On Kane, who was photographed while apparently intoxicated during a block party last month in Madison:
“(Kane) lives a pretty famous lifestyle. Everyone can recognize him wherever he goes, and he’s in the public eye quite a bit. He’s my friend, he’s my teammate, I love the guy and I’m going to be behind him no matter what happens. He’s the same great kid that he’s always been.
“We talk all the time about what it is to be a professional and how to carry yourself, and a guy like Kaner, he knows that. It’s just he finds himself getting his picture taken because of who he is. There’s nothing that I’m going to say to him that is going to help him. He’s a kid with a good head on his shoulders, and I’m not worried about him at all. It’s a different way to live your life. But for the amount of success that he’s had at such a young age, he’s handled it pretty good.
“I don’t think that people’s off-ice things can distract (from) what happens inside a locker room. You’ve got to remember that your teammates are your family, and that’s the biggest thing.”
On coach Joel Quenneville’s firing of Haviland:
“Mike was a great coach to me. He’s a great friend, and I enjoyed playing for him. He’s got a bright future in the game. I know he’s well-respected across the league, (and) it’s just a matter of time before he lands another job.
“If there was (dysfunction between coaches), the players didn’t sense it. They did a good job of hiding. Those are all professional coaches in that room that do a good job of relaying messages to players preparing us to play, and I didn’t know any of that.”
On his health, after playing the last three months of the season with a broken bone in his left wrist:
“The wrist is good. It held up the last 30 or 40 games there, and I just moved out of my house carrying a bunch of heavy boxes, so I’m ready to start lifting weights.”
On the Tuesday signings of Oduya and Mayers:
“Those are two players who helped our team quite a bit. There’s no secret that when Oduya joined our team, he fit right in and it was perfect. Jamal is a professional that’s been doing a great job for so many years. Stan (Bowman) has the tough job of tweaking the lineup and building a team, and that’s what the offseason is for. I’m sure there will be more to come.”
On Lidstrom, who retired from the rival Red Wings:
“He’s arguably the best defenseman that ever played the game. I have good memories of all the years playing against him (in the) Detroit-Chicago rivalry.

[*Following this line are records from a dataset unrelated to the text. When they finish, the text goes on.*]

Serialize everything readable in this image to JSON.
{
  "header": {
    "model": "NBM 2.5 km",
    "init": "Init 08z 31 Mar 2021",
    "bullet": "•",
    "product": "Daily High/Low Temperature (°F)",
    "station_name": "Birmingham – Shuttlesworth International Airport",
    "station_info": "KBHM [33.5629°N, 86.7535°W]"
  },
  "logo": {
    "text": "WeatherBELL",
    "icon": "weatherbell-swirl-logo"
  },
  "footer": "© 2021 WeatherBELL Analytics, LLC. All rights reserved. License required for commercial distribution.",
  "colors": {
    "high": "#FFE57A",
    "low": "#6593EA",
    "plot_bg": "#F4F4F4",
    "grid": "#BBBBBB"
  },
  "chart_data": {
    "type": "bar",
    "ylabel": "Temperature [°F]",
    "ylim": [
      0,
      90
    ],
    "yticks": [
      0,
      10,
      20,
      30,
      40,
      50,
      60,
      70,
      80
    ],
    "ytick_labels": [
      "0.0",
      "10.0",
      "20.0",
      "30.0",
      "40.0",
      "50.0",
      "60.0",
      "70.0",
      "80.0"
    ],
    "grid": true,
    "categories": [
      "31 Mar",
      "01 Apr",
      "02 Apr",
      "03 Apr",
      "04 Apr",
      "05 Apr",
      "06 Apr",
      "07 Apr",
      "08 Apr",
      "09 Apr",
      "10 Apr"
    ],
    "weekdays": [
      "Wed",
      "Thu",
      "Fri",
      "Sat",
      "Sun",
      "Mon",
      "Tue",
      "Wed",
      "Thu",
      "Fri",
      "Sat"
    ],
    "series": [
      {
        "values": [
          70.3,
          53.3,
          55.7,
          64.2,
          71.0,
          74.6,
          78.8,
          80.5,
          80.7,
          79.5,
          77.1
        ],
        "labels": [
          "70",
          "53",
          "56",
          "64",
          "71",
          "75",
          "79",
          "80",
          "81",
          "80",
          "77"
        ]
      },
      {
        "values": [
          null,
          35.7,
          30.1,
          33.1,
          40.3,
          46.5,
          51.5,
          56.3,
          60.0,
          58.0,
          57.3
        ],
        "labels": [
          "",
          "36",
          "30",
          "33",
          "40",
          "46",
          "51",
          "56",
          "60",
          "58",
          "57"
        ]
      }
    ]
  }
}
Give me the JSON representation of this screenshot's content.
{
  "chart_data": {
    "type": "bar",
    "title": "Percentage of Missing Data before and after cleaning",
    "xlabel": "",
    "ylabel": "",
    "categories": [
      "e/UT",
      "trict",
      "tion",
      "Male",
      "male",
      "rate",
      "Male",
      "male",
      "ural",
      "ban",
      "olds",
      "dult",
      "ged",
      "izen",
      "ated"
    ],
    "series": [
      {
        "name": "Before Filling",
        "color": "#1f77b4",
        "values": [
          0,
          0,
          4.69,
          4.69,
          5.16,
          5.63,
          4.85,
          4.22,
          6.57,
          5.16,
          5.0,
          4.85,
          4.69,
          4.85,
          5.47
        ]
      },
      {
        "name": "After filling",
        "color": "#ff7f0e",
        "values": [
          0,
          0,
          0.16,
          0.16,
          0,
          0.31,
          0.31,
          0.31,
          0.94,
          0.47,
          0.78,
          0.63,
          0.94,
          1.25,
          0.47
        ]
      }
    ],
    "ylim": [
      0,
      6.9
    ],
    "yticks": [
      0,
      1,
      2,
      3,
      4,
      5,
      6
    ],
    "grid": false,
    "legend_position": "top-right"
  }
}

“He never hit you, he’s never played physical, but you can never get to the net, you can never get around him. He had such a great stick. He was always in position. He was a great player with the puck — he put passes right on guys’ sticks. He ran that power play for years in Detroit, and he’s one of those guys that every team would be drafting first overall if they were picking an all-time team.”